CNN Shanghai interviews singer, composer and director Eheart Chen whose latest album is "简, 爱" ("Jane, Love"). The Jane of the title has some relation to our Jane Eyre:
The album’s addictive hit song is "Jane Love," which pays tribute to Shanghai’s popular dubbing actor Qiu Yuefeng, who passed away 30 years ago. The half-Russian’s legendary voice was the most recognizable one in the media for most Chinese people from the 1950s to 1970s.
“Qiu was the voice behind Chinese dubbing classics like 'Jane Eyre.' Dubbed movies were culture symbols in Shanghai for several decades. It was the entertainment I grew up with,” explains Chen.
Chen made the song's music video by himself, using rare movie footage and photos he got from Shanghai Film Dubbing Studio and Qiu’s son. Chen also invited his friend Moz Wang, an editor at Shanghai's Chinese Timeout, to collaborate on the lyrics.
“I’m also a fan of Eheart’s music,” Wang says. “[He] might not be the best musician in Shanghai, but he’s definitely the most Shanghainese one. He uses music to relive the city’s past and to tell stories.” (Tracy You)
Click here to watch the "Jane Love" music video (Youku).
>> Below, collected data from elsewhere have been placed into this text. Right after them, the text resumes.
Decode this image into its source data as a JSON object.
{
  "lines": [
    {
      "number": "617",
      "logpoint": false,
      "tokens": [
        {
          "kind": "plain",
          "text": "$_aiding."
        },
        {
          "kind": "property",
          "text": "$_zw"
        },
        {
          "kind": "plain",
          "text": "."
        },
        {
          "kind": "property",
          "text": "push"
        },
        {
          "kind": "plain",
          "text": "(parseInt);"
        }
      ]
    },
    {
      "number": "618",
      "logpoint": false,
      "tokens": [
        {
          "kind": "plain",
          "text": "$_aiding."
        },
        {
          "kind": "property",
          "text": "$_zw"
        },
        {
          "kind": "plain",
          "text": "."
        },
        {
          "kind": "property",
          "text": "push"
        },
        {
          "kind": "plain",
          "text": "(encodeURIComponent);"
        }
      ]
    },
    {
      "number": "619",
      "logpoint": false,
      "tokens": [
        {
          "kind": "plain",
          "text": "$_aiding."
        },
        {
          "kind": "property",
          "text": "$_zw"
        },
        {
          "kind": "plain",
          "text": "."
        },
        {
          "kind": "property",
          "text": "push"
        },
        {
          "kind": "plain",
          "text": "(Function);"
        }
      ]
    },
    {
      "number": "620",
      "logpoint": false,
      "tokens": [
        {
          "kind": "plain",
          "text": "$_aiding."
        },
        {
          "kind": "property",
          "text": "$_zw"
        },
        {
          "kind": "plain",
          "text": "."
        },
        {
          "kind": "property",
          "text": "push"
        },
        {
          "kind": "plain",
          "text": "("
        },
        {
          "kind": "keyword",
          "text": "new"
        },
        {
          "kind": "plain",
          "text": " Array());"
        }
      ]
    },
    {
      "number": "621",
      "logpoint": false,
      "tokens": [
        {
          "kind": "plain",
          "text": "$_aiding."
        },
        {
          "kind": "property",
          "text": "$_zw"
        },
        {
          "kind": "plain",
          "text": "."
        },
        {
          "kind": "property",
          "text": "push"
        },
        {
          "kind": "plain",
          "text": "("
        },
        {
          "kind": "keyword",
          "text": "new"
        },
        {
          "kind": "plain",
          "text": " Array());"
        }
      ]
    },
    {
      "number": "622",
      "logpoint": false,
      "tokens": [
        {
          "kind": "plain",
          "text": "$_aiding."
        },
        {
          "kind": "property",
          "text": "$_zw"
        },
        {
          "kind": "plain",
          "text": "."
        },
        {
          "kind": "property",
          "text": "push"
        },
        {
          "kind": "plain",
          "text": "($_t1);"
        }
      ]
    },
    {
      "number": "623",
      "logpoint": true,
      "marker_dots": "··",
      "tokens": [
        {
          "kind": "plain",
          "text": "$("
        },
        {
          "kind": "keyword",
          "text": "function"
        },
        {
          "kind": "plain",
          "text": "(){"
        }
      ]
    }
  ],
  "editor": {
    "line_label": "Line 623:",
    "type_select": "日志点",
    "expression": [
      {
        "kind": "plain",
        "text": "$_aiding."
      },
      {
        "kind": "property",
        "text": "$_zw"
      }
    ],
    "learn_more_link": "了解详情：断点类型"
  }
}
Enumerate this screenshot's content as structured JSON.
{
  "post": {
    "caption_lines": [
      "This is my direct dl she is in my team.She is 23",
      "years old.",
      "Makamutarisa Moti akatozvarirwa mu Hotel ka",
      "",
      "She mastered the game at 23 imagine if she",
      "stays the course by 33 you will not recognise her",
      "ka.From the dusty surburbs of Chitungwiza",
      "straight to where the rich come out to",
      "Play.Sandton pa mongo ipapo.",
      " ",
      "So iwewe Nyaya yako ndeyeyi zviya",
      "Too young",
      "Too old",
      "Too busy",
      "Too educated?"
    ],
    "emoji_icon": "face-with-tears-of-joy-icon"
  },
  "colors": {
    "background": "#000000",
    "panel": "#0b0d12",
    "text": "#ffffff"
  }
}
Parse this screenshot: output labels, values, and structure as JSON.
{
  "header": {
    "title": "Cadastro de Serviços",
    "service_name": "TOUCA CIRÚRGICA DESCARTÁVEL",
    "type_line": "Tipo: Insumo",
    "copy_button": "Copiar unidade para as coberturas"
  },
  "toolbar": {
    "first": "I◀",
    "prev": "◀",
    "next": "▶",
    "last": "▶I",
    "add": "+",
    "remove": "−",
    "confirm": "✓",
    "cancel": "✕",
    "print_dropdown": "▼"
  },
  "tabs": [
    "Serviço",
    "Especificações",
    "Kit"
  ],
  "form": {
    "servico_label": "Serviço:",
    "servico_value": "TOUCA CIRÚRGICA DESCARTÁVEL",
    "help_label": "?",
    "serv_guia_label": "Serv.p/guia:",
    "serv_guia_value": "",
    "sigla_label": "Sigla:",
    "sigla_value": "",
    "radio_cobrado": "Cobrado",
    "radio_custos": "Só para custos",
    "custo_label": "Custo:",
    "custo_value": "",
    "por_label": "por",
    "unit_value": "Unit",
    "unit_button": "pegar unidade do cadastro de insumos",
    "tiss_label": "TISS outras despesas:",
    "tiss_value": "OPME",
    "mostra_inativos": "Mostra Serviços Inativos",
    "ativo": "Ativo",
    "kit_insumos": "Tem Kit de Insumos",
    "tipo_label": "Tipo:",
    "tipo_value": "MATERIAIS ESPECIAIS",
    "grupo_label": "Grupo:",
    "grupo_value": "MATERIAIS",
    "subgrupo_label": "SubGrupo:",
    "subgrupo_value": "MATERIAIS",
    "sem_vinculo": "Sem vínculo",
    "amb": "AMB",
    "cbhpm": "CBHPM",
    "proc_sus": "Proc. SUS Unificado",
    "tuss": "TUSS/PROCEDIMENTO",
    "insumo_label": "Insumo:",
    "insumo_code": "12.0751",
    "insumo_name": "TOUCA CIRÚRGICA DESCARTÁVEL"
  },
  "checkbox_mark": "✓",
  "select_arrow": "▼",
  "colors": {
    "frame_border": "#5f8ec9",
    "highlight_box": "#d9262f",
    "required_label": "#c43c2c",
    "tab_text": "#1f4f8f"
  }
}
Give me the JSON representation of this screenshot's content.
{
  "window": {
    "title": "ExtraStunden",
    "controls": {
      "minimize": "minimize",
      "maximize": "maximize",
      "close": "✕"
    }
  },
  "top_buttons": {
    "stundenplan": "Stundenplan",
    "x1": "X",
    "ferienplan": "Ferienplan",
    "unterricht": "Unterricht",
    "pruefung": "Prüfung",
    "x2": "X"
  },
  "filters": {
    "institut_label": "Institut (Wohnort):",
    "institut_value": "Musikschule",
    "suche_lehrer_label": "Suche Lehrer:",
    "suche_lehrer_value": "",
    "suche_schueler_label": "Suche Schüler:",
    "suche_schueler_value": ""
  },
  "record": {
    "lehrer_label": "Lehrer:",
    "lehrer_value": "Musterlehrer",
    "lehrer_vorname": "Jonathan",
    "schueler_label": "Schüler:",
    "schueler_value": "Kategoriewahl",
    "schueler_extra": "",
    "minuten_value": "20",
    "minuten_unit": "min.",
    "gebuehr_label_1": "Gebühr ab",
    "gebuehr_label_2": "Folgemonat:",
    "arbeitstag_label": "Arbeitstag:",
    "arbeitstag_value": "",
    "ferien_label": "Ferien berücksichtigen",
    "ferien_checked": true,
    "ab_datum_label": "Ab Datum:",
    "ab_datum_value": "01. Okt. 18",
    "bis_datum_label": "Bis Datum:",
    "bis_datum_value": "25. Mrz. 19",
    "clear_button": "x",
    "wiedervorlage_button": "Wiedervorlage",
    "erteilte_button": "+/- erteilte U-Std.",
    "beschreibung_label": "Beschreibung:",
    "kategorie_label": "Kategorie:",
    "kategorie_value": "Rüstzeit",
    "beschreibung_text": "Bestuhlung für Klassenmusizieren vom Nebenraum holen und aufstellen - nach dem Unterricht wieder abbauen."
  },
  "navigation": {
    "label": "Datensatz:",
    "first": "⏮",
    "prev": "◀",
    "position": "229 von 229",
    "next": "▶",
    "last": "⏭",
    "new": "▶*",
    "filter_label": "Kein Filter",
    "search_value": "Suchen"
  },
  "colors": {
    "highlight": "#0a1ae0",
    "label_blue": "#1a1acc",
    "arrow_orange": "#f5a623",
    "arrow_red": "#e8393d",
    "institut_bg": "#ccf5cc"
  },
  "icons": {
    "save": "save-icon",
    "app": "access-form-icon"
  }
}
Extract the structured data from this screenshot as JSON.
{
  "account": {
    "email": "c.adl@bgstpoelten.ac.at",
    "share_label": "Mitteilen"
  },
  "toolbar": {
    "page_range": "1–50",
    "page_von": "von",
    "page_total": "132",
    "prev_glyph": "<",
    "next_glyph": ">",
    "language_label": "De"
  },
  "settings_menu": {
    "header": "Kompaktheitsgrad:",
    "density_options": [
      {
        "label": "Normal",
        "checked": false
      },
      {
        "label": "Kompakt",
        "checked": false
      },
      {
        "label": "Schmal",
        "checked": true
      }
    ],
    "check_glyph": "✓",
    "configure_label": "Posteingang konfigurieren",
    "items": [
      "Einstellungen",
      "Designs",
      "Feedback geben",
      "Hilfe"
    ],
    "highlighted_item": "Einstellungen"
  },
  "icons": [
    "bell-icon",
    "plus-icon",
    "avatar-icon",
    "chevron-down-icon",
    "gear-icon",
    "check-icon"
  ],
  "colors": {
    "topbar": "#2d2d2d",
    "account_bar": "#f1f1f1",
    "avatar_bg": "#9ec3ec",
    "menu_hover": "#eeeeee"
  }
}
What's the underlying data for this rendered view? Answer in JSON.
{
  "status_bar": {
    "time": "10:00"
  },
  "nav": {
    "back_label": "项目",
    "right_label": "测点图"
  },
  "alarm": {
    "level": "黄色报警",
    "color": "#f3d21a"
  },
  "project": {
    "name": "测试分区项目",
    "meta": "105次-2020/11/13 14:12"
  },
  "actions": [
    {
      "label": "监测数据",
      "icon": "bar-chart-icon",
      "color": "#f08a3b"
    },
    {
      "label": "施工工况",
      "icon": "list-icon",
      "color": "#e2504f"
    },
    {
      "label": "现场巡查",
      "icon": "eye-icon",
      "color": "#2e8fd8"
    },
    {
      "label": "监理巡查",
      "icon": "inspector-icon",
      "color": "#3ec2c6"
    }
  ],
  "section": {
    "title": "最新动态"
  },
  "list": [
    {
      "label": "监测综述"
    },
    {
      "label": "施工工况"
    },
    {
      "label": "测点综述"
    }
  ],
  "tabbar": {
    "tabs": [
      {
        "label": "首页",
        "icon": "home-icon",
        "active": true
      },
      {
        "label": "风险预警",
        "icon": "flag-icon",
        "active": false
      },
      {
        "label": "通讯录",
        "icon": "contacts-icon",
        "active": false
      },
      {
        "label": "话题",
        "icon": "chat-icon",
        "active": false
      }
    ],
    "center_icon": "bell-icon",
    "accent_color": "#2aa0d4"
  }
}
The Calgary Herald talks about the premiere of the film Black Field and mentions the series The Vampire Diaries in relation to presumpted Emily Brontë's influences:

[Sara] Canning is talking from the Atlanta, Ga., set of the CW TV show The Vampire Diaries, which seems more than a few worlds away from the Emily Brontë-like mix of manners, corsets and doomed romance found in Black Field. (Eric Volmers)
John Farr reviews several Joan Fontaine/Olivia de Havilland films for The Huffington Post. No review of Devotion (in which Olivia de Havilland was an improbable Charlotte Brontë) but there's one of Jane Eyre 1944:

Sent to a girls' reformatory by a hateful aunt (Agnes Moorehead), young orphan Jane Eyre (Fontaine) endures ten years of harsh discipline and abuse at the hands of a sadistic headmaster. Ten years later, Jane finds work as a governess at the gloomy estate of gruff, imperious Edward Rochester (Orson Welles), where she cares for his coquettish, French-born daughter, Adele (Margaret O'Brien). Though Rochester is clearly fighting some inner demons, he's also increasingly fond of Jane, who becomes his most trusted confidante. Welles put his distinctive stamp on this haunting adaptation of Charlotte Brontë's canonical novel playing the brooding, ill-starred baron who falls for his humble governess, movingly played by the fresh-faced Fontaine. Director Robert Stevenson worked closely with author Aldous Huxley on the script, but apart from the excellent cast and writing, what makes this version so memorable is its oppressive, darkly romantic Gothic atmosphere: in particular, Jane and Rochester's first terrifying meeting on the fog-shrouded moors will surely etch into your mind. Look, too, for Liz Taylor early on as Jane's consumptive childhood friend.
The Hindu insists on Emily Brontë's influence on Sarita Mandanna's Tiger Walls:

When Sarita Mandanna sat down to write her first novel, she knew it would have to be in the mould of her favourite novels from childhood — the grand, sweeping sagas of Emily Brontë or Jane Austen. (Divya Kumar)
Masala interviews actress Sonam Kapoor:

Tell us about your favourite real-life love story and your fave movie love story.
Real-life would have to be my mum and dad (Anil and Sunita Kapoor). From the movies, ‘Gone With The Wind’, ‘Wuthering Heights’, and ‘Mughal-E-Azam’. Wait a minute, none of them end very romantically, do they? (Nazia Khan)
Azar Nafisi remembers Neda Agha-Soltan (and mentions her Brontë interests) in The Huffington Post; Stitching Words, One Thread at a Time hates Jane Eyre as much as she loves Wuthering Heights; Gypsyscarlett's weblog posts about Wuthering Heights translated into German; Avant-garde reviews Jane Eyre. Several blogs review Wide Sargasso Sea: Seeing and Being Seen, The Long Distance Book Club and Soy Chai Bookshelf. Somehow it gets to be tomorrow posts icons of Jane Eyre 1944 and The Other Ayn icons of Jane Eyre 2006. Tädi-Blogi reviews the performances of Wuthering Heights in Vanemuine (in Estonian). Also in Estonian orkaani südames on vaikus posts about Jane Eyre. Finally PrimaveraLuna reviews Wuthering Heights in Lithuanian.